Foam Flows in Turbulent Liquid Exfoliation of Layered Materials and Implications for Graphene Production and Inline Characterisation

TL;DR

This study investigates how foam formation during turbulent liquid exfoliation affects graphene production and proposes an inline spectroscopy method for real-time quality control.

Contribution

It reveals the impact of surfactant concentration on foam formation and flow dynamics, and introduces a protocol for in situ graphene characterization during exfoliation.

Findings

Foam influences hydrodynamics and exfoliation efficiency.

Surfactant concentration affects flow patterns and graphene yield.

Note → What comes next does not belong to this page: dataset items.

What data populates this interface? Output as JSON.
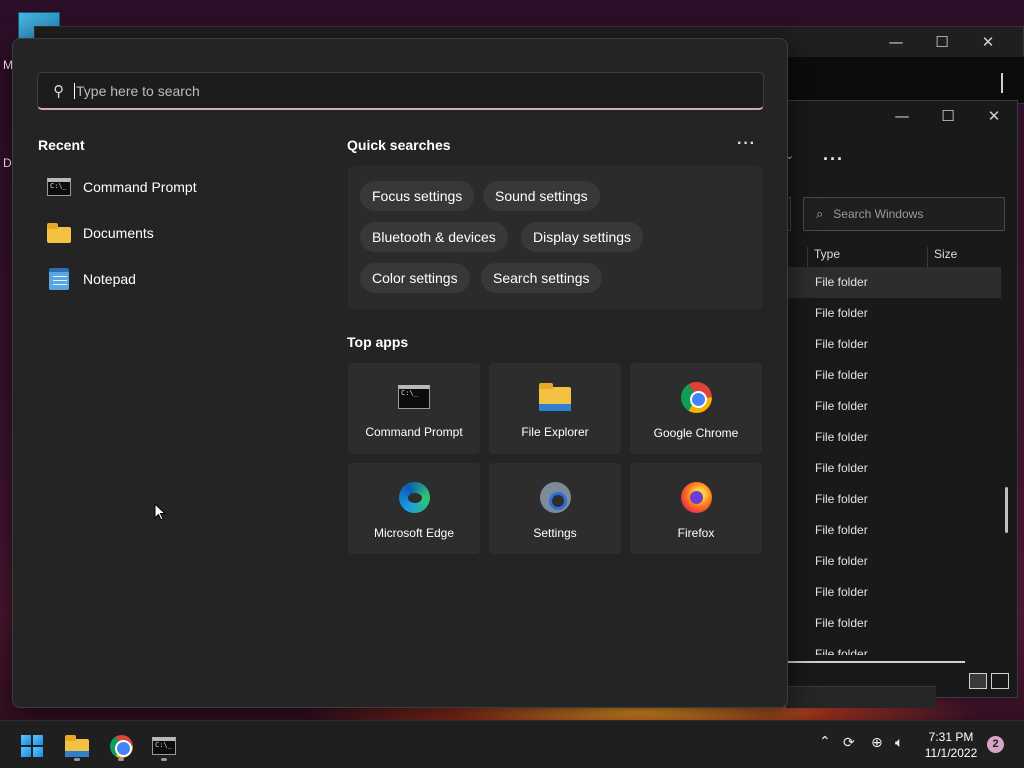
{
  "desktop": {
    "labels": [
      "M",
      "Da"
    ]
  },
  "explorer": {
    "search_placeholder": "Search Windows",
    "columns": [
      "Type",
      "Size"
    ],
    "rows": [
      "File folder",
      "File folder",
      "File folder",
      "File folder",
      "File folder",
      "File folder",
      "File folder",
      "File folder",
      "File folder",
      "File folder",
      "File folder",
      "File folder",
      "File folder"
    ]
  },
  "start_menu": {
    "search": {
      "placeholder": "Type here to search",
      "value": ""
    },
    "recent": {
      "title": "Recent",
      "items": [
        {
          "label": "Command Prompt",
          "icon": "command-prompt-icon"
        },
        {
          "label": "Documents",
          "icon": "folder-icon"
        },
        {
          "label": "Notepad",
          "icon": "notepad-icon"
        }
      ]
    },
    "quick_searches": {
      "title": "Quick searches",
      "more": "···",
      "chips": [
        "Focus settings",
        "Sound settings",
        "Bluetooth & devices",
        "Display settings",
        "Color settings",
        "Search settings"
      ]
    },
    "top_apps": {
      "title": "Top apps",
      "apps": [
        {
          "label": "Command Prompt",
          "icon": "command-prompt-icon"
        },
        {
          "label": "File Explorer",
          "icon": "file-explorer-icon"
        },
        {
          "label": "Google Chrome",
          "icon": "chrome-icon"
        },
        {
          "label": "Microsoft Edge",
          "icon": "edge-icon"
        },
        {
          "label": "Settings",
          "icon": "settings-gear-icon"
        },
        {
          "label": "Firefox",
          "icon": "firefox-icon"
        }
      ]
    }
  },
  "taskbar": {
    "apps": [
      "start-icon",
      "file-explorer-icon",
      "chrome-icon",
      "command-prompt-icon"
    ],
    "tray_icons": [
      "chevron-up-icon",
      "sync-icon",
      "network-icon",
      "volume-icon"
    ],
    "time": "7:31 PM",
    "date": "11/1/2022",
    "notification_count": "2"
  },
  "colors": {
    "accent": "#d6a6c2",
    "menu_bg": "#242424",
    "taskbar_bg": "#1f1f1f"
  }
}
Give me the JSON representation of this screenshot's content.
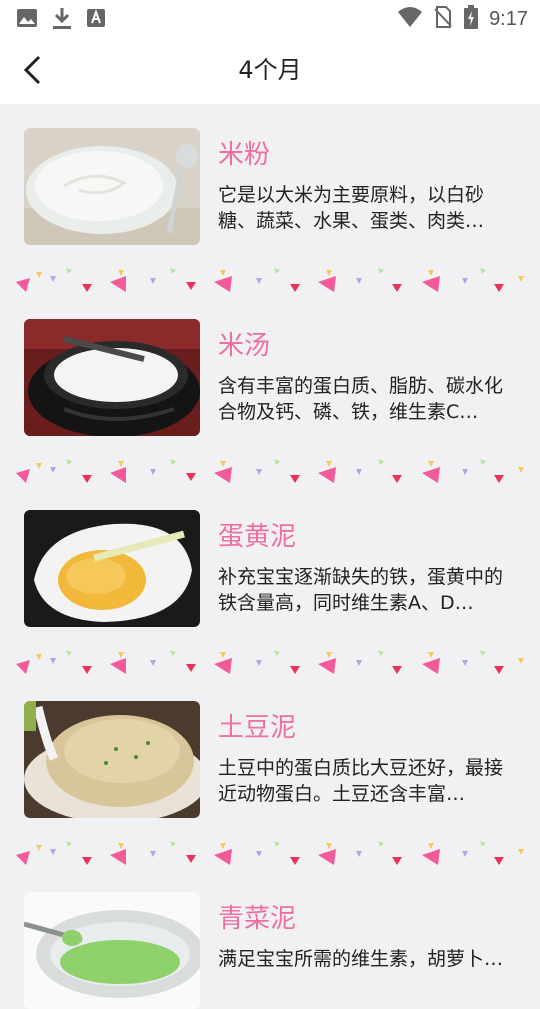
{
  "statusbar": {
    "time": "9:17",
    "left_icons": [
      "image-icon",
      "download-icon",
      "font-icon"
    ],
    "right_icons": [
      "wifi-icon",
      "no-sim-icon",
      "battery-charging-icon"
    ]
  },
  "header": {
    "title": "4个月"
  },
  "foods": [
    {
      "name": "米粉",
      "desc": "它是以大米为主要原料，以白砂糖、蔬菜、水果、蛋类、肉类…"
    },
    {
      "name": "米汤",
      "desc": "含有丰富的蛋白质、脂肪、碳水化合物及钙、磷、铁，维生素C…"
    },
    {
      "name": "蛋黄泥",
      "desc": "补充宝宝逐渐缺失的铁，蛋黄中的铁含量高，同时维生素A、D…"
    },
    {
      "name": "土豆泥",
      "desc": "土豆中的蛋白质比大豆还好，最接近动物蛋白。土豆还含丰富…"
    },
    {
      "name": "青菜泥",
      "desc": "满足宝宝所需的维生素，胡萝卜…"
    }
  ],
  "colors": {
    "title_pink": "#ef6f9e",
    "confetti": [
      "#f25a9a",
      "#e8325c",
      "#f7c95c",
      "#b9a3e6",
      "#b7e6a0"
    ]
  }
}
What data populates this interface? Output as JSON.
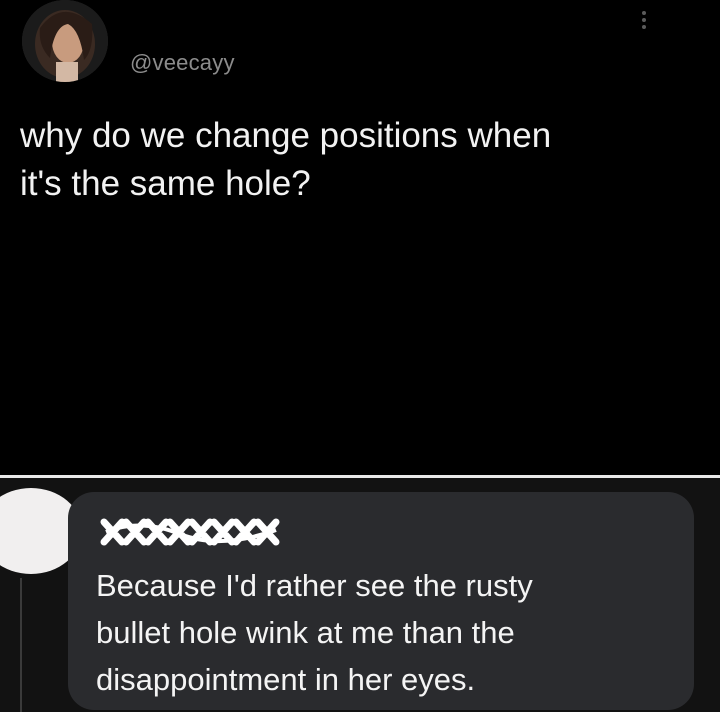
{
  "tweet": {
    "handle": "@veecayy",
    "text": "why do we change positions when\nit's the same hole?",
    "avatar_icon": "profile-photo-avatar",
    "menu_icon": "vertical-ellipsis-icon"
  },
  "reply": {
    "author_redacted": true,
    "text": "Because I'd rather see the rusty\nbullet hole wink at me than the\ndisappointment in her eyes.",
    "avatar_icon": "redacted-avatar"
  },
  "colors": {
    "tweet_background": "#000000",
    "reply_background": "#121212",
    "bubble_background": "#2a2b2e",
    "divider": "#e9e9e9",
    "handle_text": "#8c8c8c"
  }
}
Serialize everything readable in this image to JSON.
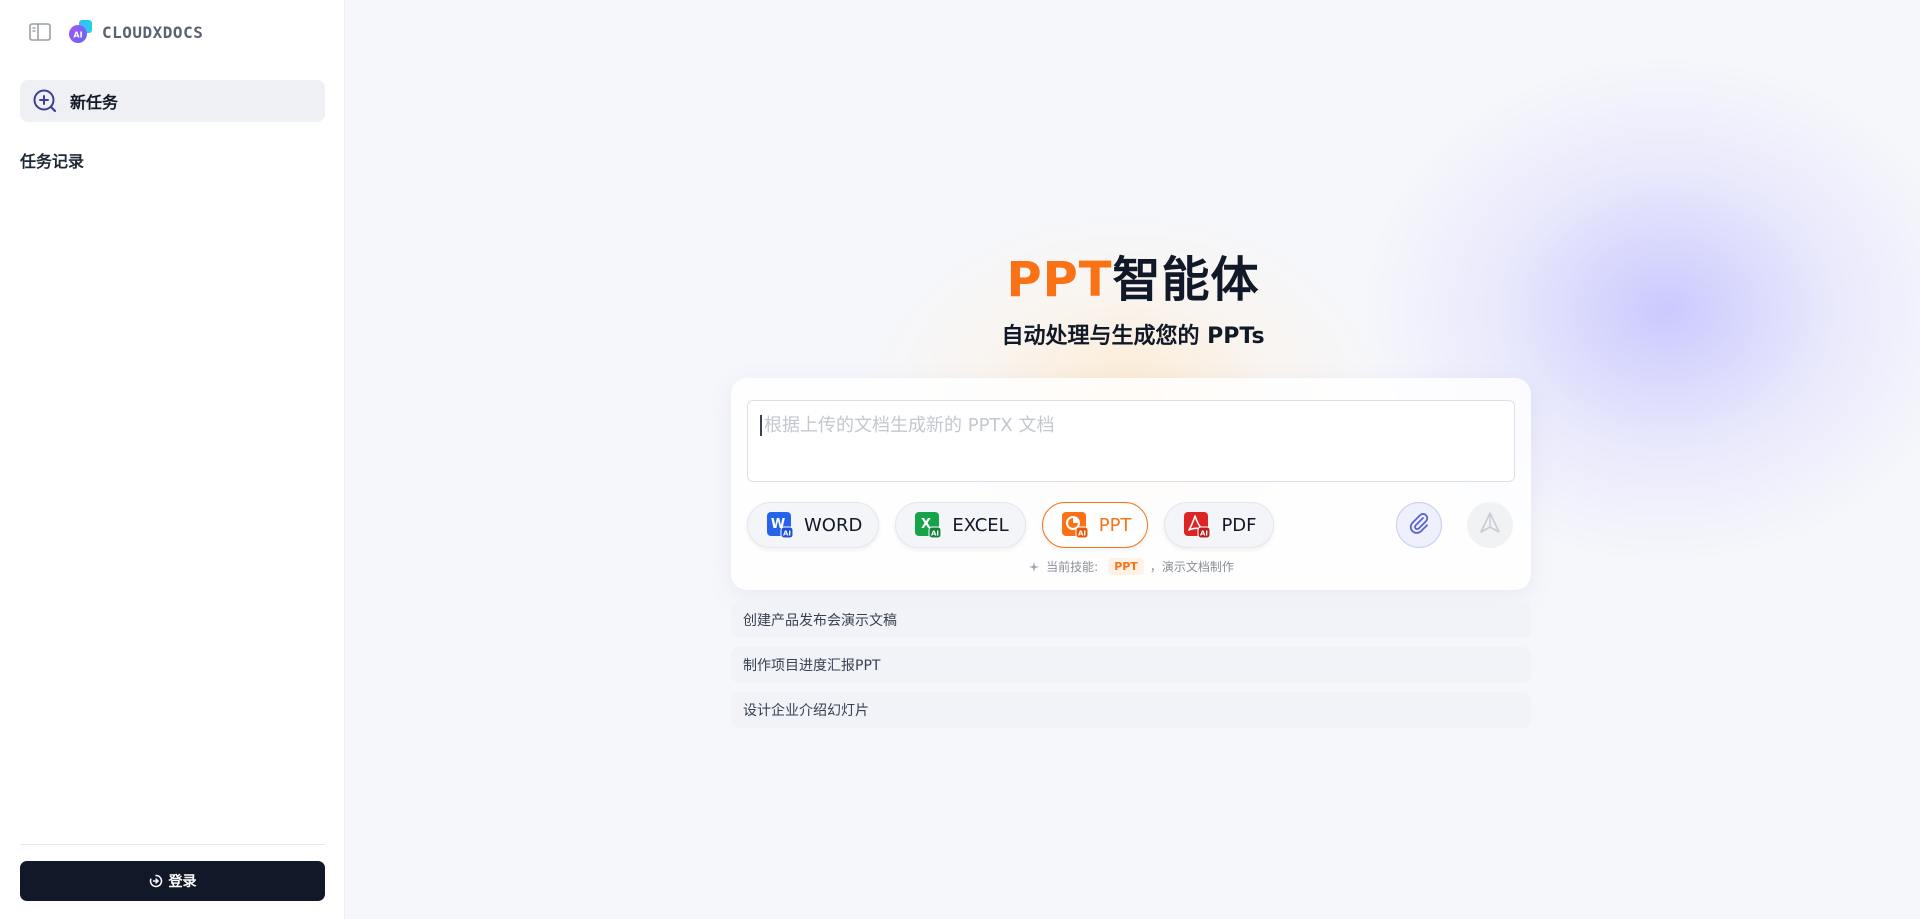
{
  "sidebar": {
    "brand": "CLOUDXDOCS",
    "new_task": "新任务",
    "history_title": "任务记录",
    "login": "登录"
  },
  "hero": {
    "title_accent": "PPT",
    "title_rest": "智能体",
    "subtitle": "自动处理与生成您的 PPTs"
  },
  "prompt": {
    "placeholder": "根据上传的文档生成新的 PPTX 文档",
    "value": ""
  },
  "skills": [
    {
      "label": "WORD",
      "icon": "word-ai-icon",
      "color": "#2563eb",
      "letter": "W",
      "active": false
    },
    {
      "label": "EXCEL",
      "icon": "excel-ai-icon",
      "color": "#16a34a",
      "letter": "X",
      "active": false
    },
    {
      "label": "PPT",
      "icon": "ppt-ai-icon",
      "color": "#f97316",
      "letter": "P",
      "active": true
    },
    {
      "label": "PDF",
      "icon": "pdf-ai-icon",
      "color": "#dc2626",
      "letter": "A",
      "active": false
    }
  ],
  "skill_hint": {
    "prefix": "当前技能:",
    "badge": "PPT",
    "separator": "，",
    "desc": "演示文档制作"
  },
  "suggestions": [
    "创建产品发布会演示文稿",
    "制作项目进度汇报PPT",
    "设计企业介绍幻灯片"
  ],
  "colors": {
    "accent": "#f97316",
    "dark": "#111827",
    "attach": "#6366f1"
  }
}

Inline spectroscopy enables real-time monitoring of graphene quality.

Abstract

Surfactants are often used to stabilise two-dimensional (2D) materials in environmentally friendly solvents such as water. Aqueous-surfactant solutions prevent agglomeration of nanosheets through steric and electrostatic repulsion, facilitating the production of high concentration nanomaterial dispersions. Turbulent, shear-assisted liquid exfoliation of layered precursor materials produces defect-free nanosheets by promoting mixing and generating sufficiently high shear rates to overcome out-of-plane van der Waals bonds. In the presence of a liquid-gas interface, a consequence of using surfactants in turbulent flows is the formation of foam. In this experimental study, batch exfoliation of graphite particles into few-layer graphene was performed using a kitchen blender modified to operate across Reynolds numbers, $Re \sim 10^{5} - 10^{6}$. Foam formation during turbulent operation was found to influence the hydrodynamics of the liquid exfoliation process. Measurements on the motion of graphite particles indicate that surfactant concentration alters the rheology of the mixture under dynamic conditions and changes the material flow patterns within the device. As a result, the surfactant concentration that maximised graphene concentration was non-unique. This highlights that the design and selection of surfactants should consider both molecular scale repulsion effectiveness and macroscale hydrodynamics of the liquid exfoliation process. Furthermore, the multi-phase turbulent flows and complex fluids that exist during batch exfoliation in aqueous-surfactants create major challenges for realising $\textit{in situ}$ 2D material characterisation and quality control. Here, we have developed a protocol to enable inline uv-vis-nIR spectroscopy to determine graphene production and atomic layer number changes in-process.